Dans toutes les conversations de ce philosophe, le passé de l’humanité, l’avenir du monde, évoluent aisément. Je croyais entendre débiter le prospectus d’un Crédit International de l’Ataraxie universelle. Mais ce que je me rappelle le mieux, c’est que son regard lucide était bordé de paupières d’un rouge de sang, comme en ont certaines figures de Poussin ; que son nez s’était encore allongé, depuis notre dernière rencontre ; que sa barbe, qui fut châtaine quand j’étais blond, se désargentait, jaunissait autour des lèvres minces, sur lesquelles je voyais, avec confiance, à coups de paroles et jets de salive, se construire le bonheur de l’humanité… Qu’importait alors que certains chiffres, les milliards surtout, eussent une si mauvaise odeur ?…

À tout petits pas, nous étions arrivés jusqu’à sa table, auprès d’un de ces verres où je lui vois boire, depuis quelque quarante ans, ce même thé blond, dont un fleuve a passé par son corps.

Une fois de plus, Weil-Sée me démontra qu’il allait incessamment faire cette fortune mondiale, qu’il lui fallait…

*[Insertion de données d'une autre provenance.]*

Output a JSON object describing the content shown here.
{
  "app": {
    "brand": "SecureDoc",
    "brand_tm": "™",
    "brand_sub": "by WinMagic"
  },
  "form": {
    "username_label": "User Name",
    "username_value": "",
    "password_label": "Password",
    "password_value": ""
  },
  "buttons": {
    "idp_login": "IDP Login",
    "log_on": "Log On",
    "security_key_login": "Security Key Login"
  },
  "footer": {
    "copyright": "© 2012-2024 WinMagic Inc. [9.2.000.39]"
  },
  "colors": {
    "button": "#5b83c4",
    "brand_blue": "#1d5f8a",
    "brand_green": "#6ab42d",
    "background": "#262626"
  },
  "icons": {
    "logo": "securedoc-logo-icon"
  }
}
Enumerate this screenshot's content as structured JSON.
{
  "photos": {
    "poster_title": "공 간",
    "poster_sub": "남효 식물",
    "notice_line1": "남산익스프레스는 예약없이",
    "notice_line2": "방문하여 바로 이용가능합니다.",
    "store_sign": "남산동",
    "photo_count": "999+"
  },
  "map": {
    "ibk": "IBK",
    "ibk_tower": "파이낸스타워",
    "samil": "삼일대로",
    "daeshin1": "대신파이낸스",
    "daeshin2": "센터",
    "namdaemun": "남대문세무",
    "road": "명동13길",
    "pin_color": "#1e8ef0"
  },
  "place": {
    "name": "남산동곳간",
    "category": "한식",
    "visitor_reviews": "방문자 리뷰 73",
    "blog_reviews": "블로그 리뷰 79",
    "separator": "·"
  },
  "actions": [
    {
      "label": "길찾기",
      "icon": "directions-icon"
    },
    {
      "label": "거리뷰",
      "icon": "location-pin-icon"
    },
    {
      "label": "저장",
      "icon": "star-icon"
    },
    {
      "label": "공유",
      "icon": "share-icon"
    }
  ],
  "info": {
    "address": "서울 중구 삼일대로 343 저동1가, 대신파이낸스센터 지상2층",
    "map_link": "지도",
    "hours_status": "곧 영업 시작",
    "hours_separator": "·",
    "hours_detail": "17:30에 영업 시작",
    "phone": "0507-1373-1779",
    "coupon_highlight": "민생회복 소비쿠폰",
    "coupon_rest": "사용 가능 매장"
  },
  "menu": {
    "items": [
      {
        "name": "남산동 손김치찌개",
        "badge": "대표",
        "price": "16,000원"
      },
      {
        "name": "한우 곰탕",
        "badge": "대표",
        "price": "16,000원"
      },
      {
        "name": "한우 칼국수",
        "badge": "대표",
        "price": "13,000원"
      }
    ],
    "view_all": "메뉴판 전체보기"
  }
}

— Tout simplement, mon cher, pour arriver, entre autres, à décupler la puissance du microscope et en construire un qui grossisse l’objet soixante mille fois… soixante mille fois, c’est absolument indispensable. Mais ce n’est pas tout… Il me faudrait aussi des températures… ah ! des températures, à cuire, en bloc et en douze heures, l’univers, comme une plaque de céramique…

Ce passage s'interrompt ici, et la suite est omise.